You would not want to live there. In addition to the heat — 400 degrees Fahrenheit on the ocean surface — the planet is probably cloaked in a crushingly dank and dark fog of superheated steam and other gases. But its discovery has encouraged a growing feeling among astronomers that they are on the verge of a breakthrough and getting closer to finding a planet something could live on.
“This probably is not habitable, but it didn’t miss the habitable zone by that much,” said David Charbonneau of the Harvard-Smithsonian Center for Astrophysics, who led the team that discovered the new planet and will reports its findings today in the journal Nature.
Only 2.7 times the size of Earth and 6.6 times as massive, the new planet takes 38 hours to circle a dim red star, GJ 1214, in the constellation Ophiuchus — about 40 light-years from here. It is one of the lightest and smallest so-called extrasolar planets yet found, part of a growing class of planets that are less than 10 times the mass of the Earth, often called “super-Earths.”

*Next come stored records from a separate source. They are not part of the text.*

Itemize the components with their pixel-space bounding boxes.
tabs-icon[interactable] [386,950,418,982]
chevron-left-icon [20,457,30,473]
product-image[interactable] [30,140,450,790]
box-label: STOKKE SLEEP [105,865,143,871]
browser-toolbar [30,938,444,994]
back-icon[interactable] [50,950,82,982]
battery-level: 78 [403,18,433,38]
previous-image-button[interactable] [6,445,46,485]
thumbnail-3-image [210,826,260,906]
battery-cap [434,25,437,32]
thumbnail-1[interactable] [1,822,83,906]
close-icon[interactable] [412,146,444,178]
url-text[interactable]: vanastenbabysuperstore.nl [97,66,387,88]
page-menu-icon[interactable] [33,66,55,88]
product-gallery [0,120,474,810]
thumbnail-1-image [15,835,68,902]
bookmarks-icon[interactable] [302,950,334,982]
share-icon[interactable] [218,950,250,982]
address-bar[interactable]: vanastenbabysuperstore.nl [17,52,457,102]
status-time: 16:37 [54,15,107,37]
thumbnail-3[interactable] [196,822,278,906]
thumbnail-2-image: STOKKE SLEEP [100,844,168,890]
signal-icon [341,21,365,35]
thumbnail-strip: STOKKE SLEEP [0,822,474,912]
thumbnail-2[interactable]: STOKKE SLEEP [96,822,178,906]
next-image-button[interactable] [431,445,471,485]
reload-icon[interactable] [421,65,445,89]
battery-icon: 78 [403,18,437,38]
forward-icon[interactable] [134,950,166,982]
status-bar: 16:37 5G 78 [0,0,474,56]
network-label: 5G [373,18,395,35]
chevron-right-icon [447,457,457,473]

The planet, only 1.3 million miles from its home star, is distinguished by its relative coolness. It bakes rather than roasts, a consequence of the dimness of GJ 1214, which puts out one three-hundredth our sun’s energy. Charbonneau and his colleagues had set out to search for planets around such stars, noting that they are more numerous and that it is easier to discern planets around them.
“There is no question,” Charbonneau wrote in an e-mail, “that small stars provide us with the fastest track to looking for life outside the solar system.”
His planet-hunting equipment is a bank of eight telescopes called MEarth, pronounced “mirth,” on Mount Hopkins in Arizona. They are only 16 inches in diameter, no bigger than those that grace the backyard of many amateur astronomers. They monitor the light of 2,000 nearby stars, looking for the regular blips caused when a planet passes by, or transits.
Charbonneau said the weight of the new planet’s presumptive atmosphere kept the water liquid rather than just boiling into space. If other such planets have this type of atmosphere, he and his colleagues write, none of them is likely to harbor life.